The FDA’s approval of aducanumab has been shrouded by controversy, with experts quickly criticizing the FDA’s ruling, referencing two large studies showing little convincing evidence of efficacy. These feelings were mirrored by the FDA’s own advisory committee. Of the 11 members, 10 voted against the drug’s approval, citing insufficient evidence, and one member was undecided. The drug was approved anyway, and three committee members have since resigned.
To understand the reasoning behind their actions, let’s discuss the science behind the drug’s approval. Biogen’s aducanumab, now marketed under the name Aduhelm, is an amyloid antibody that works to clear β-amyloid from the brain. Previous drugs have successfully cleared amyloid from the brain but did not improve cognitive function. Most of Biogen’s trials produced similar results.
Only after re-analysis was Biogen able to show cognitive decline slowed in a subset of patients from their EMERGE trial. The positive effects were seen only in patients who carried the APOE4 genotype, while patients who were not carriers fared worse on the drug than the placebo.

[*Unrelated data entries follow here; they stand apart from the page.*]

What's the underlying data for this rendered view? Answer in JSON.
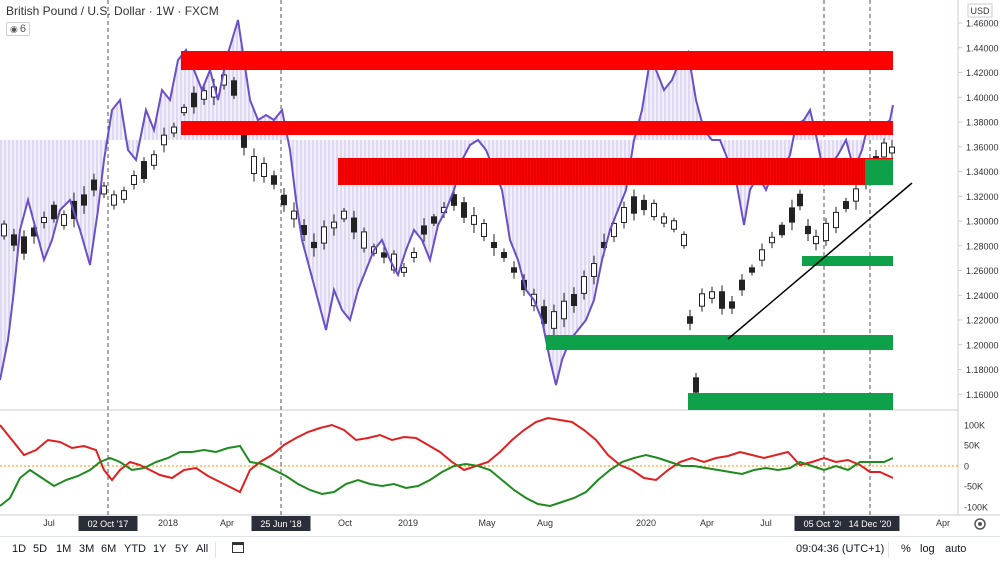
{
  "header": {
    "title": "British Pound / U.S. Dollar · 1W · FXCM",
    "layer_count": "6"
  },
  "price_axis": {
    "currency": "USD",
    "ticks": [
      "1.46000",
      "1.44000",
      "1.42000",
      "1.40000",
      "1.38000",
      "1.36000",
      "1.34000",
      "1.32000",
      "1.30000",
      "1.28000",
      "1.26000",
      "1.24000",
      "1.22000",
      "1.20000",
      "1.18000",
      "1.16000"
    ]
  },
  "indicator_axis": {
    "ticks": [
      "100K",
      "50K",
      "0",
      "-50K",
      "-100K"
    ]
  },
  "time_axis": {
    "labels": [
      "Jul",
      "Oct",
      "2018",
      "Apr",
      "Oct",
      "2019",
      "May",
      "Aug",
      "2020",
      "Apr",
      "Jul",
      "Apr"
    ],
    "highlighted": [
      "02 Oct '17",
      "25 Jun '18",
      "05 Oct '20",
      "14 Dec '20"
    ]
  },
  "bottom_bar": {
    "timeframes": [
      "1D",
      "5D",
      "1M",
      "3M",
      "6M",
      "YTD",
      "1Y",
      "5Y",
      "All"
    ],
    "clock": "09:04:36 (UTC+1)",
    "percent": "%",
    "log": "log",
    "auto": "auto"
  },
  "colors": {
    "resistance": "#ff0000",
    "support": "#0fa14a",
    "cot_line": "#6a4fc9",
    "long_line": "#1f8a1f",
    "short_line": "#e02020",
    "axis_badge": "#2a2e39"
  },
  "icons": [
    "calendar-range-icon",
    "settings-gear-icon",
    "eye-icon"
  ]
}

The identical ENGAGE trial failed to produce positive results altogether.
The negative results from the ENGAGE trial are important because the positive effects seen in APOE4 patients from the EMERGE trial only began to occur following a change in study protocol. Initially, APOE4 patients were receiving lower doses of the drug because they are more prone to amyloid-related imaging abnormalities (ARIA) while receiving higher doses. Midway through the trial, this was adjusted so that all patients were receiving the same dose per kilogram. This caused more APOE4 patients to experience imaging abnormalities, making it necessary to pause dosing and MRI monitoring until the condition cleared. Therefore, many of these patients and their physicians became aware that they were likely receiving the drug, breaking the blind and possibly resulting in bias data.
Biogen maintains that the increased dosage produced greater efficacy in this subset of patients following the change in protocol and used this data to obtain FDA approval. However, positive results may have stemmed from the unintentional unblinding of the treatment group, potentially affecting ratings on measures of cognitive function and daily living. Thus, the drug was approved based on potentially erroneous data.
An independent analysis of the heterogeneity of Alzheimer’s disease progression points to further issues with the EMERGE and ENGAGE results. When comparing individual trajectories on cognitive assessments, performance was highly variable in prodromal and mild Alzheimer’s disease patients. When these results were compared to the data from actual clinical trials (i.e. Biogen’s EMERGE and ENGAGE), the differences fell within the range expected when there is no treatment effect. Therefore, it’s also important to consider that the results generated by Biogen could be due to oversampling of individuals who are declining faster in the placebo group or declining slower in the treatment group.
Following aducanumab’s approval, it is unclear if it will become the new standard that potential new treatments are compared to instead of placebo. What we do know now is that Biogen will be required to conduct a new randomized controlled phase 4 trial to verify the efficacy of aducanumab. During the first two years, Biogen will have a monopoly on the market and participants will be required to pay approximately $56,000 upfront as it stands now, although some supplemental insurances may reduce this rate. Even if Medicare does fully reimburse, the burden on the system would be significantly higher than any other drug currently on the market. If they decide not to cover the cost, very few people will be able to utilize it.
Moreover, the drug relies heavily on the hypothesis that amyloid is the underlying cause of Alzheimer’s disease. If a patient has received an amyloid PET scan and knows their APOE status, then the drug may be worth it in the early stages of the disease. However, if the disease has progressed too far, removing amyloid doesn’t translate to improved cognition or functioning.
All in all, whether aducanumab is worth it depends on the patient and the situation. If you’re in the early stages of the disease, know your APOE status, have had an amyloid PET scan, and are willing to pay upfront for treatment, it may be worth your while. However, few people fall into this category. Our hope is that research will continue to explore other options independently and without comparison to Biogen’s aducanumab.